II.Modalités de rémunération des auteurs
a.Principe : rémunération proportionnelle
1.Rémunération proportionnelle de l'auteur
"La cession par l'auteur de ses droits sur son oeuvre peut être totale ou partielle. Elle doit comporter au profit de l'auteur la participation proportionnelle aux recettes provenant de la vente ou de l'exploitation" (art. L131-4 al.1 du Code de la propriété intellectuelle ).
La rémunération proportionnelle est un principe fondamental du droit d'auteur français. Il s'agit d'ailleurs d'une règle d'ordre public.
a.Cession totale ou partielle des droits d'auteur : pas d'incidence sur la rémunération proportionnelle
Que l'auteur cède l'intégralité de ses prérogatives de droits patrimoniaux ou qu'il ne cède que certains de ces droits n'a aucune incidence sur le principe de rémunération proportionnelle. La cession partielle étant visée par le législateur, la cession du seul droit de représentation (pour l'exploitation d'une œuvre dans une pièce de théâtre uniquement par exemple) ou la cession du droit d'adaptation ne remet pas en cause le principe de rémunération proportionnelle. Il a d'ailleurs été reconnu que les cessions du droit de traduction étaient également visées par le principe de la proportionnalité de la rémunération (CA Paris. 25 juin 2003. RIDA 1/2004, p.246).
b.Auteur salarié
Le fait qu'une création ait eu lieu lors de l'exécution d'un contrat de travail ne remet pas en cause la rémunération proportionnelle.

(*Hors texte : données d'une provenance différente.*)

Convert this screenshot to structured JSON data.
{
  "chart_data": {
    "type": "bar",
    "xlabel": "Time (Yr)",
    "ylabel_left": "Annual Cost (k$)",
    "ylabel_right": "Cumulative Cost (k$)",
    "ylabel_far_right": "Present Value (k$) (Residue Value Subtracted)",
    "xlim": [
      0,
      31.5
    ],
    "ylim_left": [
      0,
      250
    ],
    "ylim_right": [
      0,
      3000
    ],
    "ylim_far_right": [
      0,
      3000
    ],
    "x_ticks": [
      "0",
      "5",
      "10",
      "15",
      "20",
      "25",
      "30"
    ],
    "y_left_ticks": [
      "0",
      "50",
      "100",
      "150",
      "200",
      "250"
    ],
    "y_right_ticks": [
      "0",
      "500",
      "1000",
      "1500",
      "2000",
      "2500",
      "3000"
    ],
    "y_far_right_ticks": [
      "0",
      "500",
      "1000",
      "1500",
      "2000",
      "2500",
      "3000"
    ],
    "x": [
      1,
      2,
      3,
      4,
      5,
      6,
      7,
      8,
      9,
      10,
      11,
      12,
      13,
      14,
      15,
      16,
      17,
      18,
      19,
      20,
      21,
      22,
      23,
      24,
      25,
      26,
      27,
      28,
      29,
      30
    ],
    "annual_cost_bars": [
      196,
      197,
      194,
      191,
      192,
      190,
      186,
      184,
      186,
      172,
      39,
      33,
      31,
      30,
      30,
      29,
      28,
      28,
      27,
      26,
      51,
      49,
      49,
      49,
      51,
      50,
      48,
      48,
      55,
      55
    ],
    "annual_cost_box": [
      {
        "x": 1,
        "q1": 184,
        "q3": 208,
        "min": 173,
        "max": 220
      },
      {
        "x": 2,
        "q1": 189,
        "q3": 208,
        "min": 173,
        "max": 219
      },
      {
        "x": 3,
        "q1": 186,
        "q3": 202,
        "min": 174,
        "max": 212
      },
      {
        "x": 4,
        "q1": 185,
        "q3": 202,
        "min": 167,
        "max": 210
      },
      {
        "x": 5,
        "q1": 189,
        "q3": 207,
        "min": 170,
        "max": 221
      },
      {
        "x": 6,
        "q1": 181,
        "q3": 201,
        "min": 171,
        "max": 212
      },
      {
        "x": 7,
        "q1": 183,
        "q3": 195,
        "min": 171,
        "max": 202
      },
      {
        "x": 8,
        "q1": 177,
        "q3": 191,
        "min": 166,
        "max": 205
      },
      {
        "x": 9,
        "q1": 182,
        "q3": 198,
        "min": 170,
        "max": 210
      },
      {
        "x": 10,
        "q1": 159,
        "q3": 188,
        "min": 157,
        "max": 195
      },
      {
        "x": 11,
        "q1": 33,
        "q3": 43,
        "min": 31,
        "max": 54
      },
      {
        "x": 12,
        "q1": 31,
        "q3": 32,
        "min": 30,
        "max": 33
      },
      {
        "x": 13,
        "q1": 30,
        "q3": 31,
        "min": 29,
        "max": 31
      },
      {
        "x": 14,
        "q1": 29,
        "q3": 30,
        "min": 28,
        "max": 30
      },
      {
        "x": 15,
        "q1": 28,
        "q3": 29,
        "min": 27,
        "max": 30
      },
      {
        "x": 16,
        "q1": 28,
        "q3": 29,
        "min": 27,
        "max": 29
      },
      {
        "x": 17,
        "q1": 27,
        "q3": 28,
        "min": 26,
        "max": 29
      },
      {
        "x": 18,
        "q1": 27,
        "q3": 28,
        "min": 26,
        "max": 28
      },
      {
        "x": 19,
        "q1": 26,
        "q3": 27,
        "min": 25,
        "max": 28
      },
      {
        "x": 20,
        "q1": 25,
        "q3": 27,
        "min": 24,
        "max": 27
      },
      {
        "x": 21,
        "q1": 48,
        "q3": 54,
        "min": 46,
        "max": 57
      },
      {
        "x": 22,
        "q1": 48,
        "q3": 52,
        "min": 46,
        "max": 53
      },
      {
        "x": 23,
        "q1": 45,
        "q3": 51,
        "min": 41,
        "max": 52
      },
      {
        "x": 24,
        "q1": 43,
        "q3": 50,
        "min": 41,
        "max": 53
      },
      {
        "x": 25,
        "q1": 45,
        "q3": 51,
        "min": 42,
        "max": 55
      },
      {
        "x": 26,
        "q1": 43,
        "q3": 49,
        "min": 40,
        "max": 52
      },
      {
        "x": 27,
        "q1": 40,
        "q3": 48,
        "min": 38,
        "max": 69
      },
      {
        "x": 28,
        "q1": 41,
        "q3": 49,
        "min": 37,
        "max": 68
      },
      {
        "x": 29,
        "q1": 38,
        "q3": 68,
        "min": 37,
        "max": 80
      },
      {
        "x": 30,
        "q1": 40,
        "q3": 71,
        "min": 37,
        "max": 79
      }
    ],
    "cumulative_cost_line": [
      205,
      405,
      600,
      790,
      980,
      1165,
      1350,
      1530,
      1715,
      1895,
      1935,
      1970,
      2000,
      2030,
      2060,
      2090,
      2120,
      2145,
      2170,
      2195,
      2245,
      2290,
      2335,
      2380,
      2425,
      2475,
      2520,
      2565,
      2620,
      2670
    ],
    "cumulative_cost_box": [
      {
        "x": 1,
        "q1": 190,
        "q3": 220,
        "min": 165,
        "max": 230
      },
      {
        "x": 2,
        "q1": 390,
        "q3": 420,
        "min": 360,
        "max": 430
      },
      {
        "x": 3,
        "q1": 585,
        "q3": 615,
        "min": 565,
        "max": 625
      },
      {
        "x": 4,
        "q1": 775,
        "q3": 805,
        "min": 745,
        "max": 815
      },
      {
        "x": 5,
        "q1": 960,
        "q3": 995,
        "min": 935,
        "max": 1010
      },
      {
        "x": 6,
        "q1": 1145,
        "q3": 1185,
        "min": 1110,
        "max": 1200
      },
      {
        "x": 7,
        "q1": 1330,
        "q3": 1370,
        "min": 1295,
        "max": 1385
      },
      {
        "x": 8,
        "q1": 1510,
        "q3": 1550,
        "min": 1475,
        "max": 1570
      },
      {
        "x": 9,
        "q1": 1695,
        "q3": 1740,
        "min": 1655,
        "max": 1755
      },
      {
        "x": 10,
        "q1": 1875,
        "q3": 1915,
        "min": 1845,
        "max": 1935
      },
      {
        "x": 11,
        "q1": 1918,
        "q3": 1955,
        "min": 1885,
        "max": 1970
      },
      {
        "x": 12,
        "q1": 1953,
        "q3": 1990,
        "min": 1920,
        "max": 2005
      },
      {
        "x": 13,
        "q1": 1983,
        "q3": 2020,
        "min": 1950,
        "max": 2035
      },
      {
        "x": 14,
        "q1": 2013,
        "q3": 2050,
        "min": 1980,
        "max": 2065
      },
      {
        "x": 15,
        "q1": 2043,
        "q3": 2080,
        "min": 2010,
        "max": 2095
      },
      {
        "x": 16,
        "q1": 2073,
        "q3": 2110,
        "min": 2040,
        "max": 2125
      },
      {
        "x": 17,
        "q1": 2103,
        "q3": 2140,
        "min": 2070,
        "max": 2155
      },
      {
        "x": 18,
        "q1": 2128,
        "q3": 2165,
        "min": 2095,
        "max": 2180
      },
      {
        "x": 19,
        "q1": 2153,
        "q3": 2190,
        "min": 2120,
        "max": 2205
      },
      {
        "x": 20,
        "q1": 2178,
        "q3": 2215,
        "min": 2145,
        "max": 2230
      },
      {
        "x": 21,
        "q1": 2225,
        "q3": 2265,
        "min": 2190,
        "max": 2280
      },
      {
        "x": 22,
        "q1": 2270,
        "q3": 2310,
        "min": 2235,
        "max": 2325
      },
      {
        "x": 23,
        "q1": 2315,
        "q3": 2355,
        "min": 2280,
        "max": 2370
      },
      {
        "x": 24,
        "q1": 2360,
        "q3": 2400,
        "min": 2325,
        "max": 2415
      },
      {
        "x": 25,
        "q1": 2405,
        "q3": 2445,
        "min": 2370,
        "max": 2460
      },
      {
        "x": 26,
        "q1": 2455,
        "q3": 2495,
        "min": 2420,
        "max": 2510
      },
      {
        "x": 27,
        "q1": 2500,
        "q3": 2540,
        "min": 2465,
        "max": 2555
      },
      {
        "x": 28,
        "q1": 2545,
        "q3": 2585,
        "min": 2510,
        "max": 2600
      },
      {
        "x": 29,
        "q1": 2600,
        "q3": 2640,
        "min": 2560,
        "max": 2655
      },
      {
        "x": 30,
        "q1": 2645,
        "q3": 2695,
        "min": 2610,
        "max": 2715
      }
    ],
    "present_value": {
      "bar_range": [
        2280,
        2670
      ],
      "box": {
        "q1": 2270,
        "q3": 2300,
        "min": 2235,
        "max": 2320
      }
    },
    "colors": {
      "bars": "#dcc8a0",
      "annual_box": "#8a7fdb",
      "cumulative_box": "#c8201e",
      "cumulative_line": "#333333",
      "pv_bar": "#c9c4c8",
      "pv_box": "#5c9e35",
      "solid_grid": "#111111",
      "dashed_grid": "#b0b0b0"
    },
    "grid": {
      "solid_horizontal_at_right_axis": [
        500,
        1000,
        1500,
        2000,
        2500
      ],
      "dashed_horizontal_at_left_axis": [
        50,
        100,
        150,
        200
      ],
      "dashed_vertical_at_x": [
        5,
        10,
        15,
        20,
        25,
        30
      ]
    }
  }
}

En effet, le salaire perçu par un auteur salarié constitue la contrepartie de la prestation de travail effectuée par ce dernier ; cela n'empêche pas que cet auteur salarié doive céder ses droits d'auteur sur sa création et perçoive en contrepartie une rémunération proportionnelle (voir étude "Auteur salarié et auteur fonctionnaire" ).
Un metteur en scène, pour l'exécution matérielle de sa prestation, bénéficie d'un contrat de travail et, si sa mise en scène est originale et formalisée (ex : livret, enregistrement audiovisuel, etc.), il peut également bénéficier d'une rémunération en droits d'auteur lors de l'exploitation de son œuvre.

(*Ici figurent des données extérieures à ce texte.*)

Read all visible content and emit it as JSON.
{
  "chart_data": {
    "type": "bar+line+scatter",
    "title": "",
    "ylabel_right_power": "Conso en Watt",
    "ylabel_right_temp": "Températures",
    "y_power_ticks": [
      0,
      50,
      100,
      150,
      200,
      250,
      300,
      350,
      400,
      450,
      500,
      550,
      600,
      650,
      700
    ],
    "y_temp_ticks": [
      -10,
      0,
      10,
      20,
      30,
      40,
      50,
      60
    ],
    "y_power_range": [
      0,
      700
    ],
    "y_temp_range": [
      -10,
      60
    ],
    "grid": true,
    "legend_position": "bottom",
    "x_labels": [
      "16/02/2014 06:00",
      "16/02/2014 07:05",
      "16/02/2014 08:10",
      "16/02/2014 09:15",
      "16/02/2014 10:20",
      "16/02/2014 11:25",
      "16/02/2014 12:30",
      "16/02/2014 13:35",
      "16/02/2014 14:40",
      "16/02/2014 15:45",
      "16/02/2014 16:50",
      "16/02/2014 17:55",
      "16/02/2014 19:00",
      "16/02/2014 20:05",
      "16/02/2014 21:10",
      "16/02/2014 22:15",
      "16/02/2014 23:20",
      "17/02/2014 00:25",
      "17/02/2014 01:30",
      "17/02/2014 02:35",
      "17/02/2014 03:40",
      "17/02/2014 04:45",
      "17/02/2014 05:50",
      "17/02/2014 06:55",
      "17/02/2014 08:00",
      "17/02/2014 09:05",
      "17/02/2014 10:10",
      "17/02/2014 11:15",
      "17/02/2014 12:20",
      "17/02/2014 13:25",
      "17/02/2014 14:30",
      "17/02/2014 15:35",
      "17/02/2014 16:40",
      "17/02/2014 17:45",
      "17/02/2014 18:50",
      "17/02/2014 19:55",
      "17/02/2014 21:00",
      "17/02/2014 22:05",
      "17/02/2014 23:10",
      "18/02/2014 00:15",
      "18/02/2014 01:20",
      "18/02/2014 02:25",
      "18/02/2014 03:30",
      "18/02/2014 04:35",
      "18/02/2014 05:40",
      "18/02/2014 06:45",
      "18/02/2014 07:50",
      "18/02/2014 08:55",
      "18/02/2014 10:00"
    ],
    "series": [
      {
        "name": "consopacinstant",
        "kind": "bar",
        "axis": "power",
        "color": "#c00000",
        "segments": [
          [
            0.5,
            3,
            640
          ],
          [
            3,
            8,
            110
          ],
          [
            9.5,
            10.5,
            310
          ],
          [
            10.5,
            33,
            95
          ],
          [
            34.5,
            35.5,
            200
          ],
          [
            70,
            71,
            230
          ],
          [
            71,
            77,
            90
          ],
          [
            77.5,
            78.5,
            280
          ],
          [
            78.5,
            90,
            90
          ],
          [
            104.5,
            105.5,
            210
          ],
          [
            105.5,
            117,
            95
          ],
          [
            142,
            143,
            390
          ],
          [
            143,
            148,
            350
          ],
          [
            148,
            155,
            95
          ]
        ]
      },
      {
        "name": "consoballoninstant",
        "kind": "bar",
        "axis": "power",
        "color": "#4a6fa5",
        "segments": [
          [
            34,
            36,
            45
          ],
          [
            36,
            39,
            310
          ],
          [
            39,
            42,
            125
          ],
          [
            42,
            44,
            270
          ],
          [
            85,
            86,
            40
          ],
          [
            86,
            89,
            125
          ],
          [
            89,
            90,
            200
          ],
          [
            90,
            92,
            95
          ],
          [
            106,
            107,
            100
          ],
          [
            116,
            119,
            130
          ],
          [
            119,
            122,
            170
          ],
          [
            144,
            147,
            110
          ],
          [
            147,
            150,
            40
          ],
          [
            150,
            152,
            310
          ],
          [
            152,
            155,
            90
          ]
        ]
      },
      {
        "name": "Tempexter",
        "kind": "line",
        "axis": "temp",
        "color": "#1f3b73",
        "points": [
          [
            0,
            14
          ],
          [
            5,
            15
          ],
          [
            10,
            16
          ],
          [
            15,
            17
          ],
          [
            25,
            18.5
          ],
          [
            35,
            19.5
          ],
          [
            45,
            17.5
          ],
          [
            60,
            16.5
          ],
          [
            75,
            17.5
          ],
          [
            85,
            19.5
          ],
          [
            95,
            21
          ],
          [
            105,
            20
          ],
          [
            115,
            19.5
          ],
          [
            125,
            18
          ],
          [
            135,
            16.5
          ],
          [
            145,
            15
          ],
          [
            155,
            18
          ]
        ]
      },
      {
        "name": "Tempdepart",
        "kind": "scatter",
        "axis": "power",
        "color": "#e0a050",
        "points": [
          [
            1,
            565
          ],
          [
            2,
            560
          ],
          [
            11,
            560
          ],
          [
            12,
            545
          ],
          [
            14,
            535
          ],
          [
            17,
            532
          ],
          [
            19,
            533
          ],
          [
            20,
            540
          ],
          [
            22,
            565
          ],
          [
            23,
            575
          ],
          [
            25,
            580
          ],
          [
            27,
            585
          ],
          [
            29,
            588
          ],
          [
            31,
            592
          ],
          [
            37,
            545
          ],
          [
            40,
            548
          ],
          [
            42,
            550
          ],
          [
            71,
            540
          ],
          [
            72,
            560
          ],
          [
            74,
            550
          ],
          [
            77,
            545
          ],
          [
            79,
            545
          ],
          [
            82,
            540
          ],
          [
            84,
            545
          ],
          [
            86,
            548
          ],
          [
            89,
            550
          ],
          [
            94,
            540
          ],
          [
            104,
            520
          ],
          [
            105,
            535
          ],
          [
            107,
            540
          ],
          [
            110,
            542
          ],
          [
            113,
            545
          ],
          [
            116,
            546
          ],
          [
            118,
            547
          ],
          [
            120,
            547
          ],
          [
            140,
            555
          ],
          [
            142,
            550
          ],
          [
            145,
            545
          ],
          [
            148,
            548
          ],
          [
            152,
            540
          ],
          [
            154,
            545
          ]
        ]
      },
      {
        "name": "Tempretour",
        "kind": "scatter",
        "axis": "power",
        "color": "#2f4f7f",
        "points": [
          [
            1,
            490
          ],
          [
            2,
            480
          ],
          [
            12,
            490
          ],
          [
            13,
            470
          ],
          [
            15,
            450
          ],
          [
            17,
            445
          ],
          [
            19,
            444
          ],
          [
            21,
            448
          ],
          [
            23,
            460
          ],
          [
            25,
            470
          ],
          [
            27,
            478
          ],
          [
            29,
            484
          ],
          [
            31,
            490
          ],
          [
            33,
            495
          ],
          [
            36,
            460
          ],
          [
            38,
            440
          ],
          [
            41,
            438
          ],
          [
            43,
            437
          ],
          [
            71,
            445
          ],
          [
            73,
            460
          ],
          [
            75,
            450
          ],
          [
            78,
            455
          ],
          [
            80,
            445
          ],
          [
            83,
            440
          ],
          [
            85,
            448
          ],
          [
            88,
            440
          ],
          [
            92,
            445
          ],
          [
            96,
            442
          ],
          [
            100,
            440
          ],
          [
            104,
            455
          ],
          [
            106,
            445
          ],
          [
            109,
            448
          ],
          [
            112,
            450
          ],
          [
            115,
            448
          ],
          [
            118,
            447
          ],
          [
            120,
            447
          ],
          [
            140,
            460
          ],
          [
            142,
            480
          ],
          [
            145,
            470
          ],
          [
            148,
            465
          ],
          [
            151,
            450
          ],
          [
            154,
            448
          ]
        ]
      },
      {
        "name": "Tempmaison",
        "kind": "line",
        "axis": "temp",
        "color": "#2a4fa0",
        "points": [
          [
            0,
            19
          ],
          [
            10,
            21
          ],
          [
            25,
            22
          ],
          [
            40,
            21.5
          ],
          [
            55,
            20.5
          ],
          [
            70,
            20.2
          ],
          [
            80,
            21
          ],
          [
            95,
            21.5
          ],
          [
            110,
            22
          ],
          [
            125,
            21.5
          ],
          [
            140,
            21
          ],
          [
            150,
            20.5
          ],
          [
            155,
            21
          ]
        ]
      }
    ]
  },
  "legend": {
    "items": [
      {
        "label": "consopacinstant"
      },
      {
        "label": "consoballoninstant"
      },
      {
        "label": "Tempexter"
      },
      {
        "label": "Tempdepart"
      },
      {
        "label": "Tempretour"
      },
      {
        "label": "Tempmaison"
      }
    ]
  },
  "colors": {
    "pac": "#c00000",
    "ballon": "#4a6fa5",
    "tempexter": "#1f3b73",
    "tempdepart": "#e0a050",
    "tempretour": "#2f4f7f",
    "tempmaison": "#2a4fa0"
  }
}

c.Pas d'application de la règle de proportionnalité aux cessionnaires des droits
L'article L131-4 alinéa 1 du Code de la propriété intellectuelle ( ) mentionne expressément "la cession par l'auteur de ses droits" et précise que cette cession doit comporter une rémunération proportionnelle "au profit de l'auteur". La doctrine en a déduit que la rémunération proportionnelle n'est obligatoire que pour les cessions consenties par l'auteur lui-même, et non pour les cessions consenties par les cessionnaires des droits de l'auteur.
Cette inférence a également été consacrée par la jurisprudence (notamment Cass, civ, 1er. 13 oct. 1993. Dalloz 1994, p.166). La Cour d'appel de Paris a d'ailleurs récemment confirmé cette solution en jugeant que "les exigences tenant à la rémunération proportionnelle des auteurs s'imposent au cessionnaire des droits d'auteur mais non aux sous-cessionnaires qui n'ont pas de relation directe avec les auteurs" (CA Paris, 4e ch., 16 janv. 2004. Propr. intell. janv. 2005, p. 64).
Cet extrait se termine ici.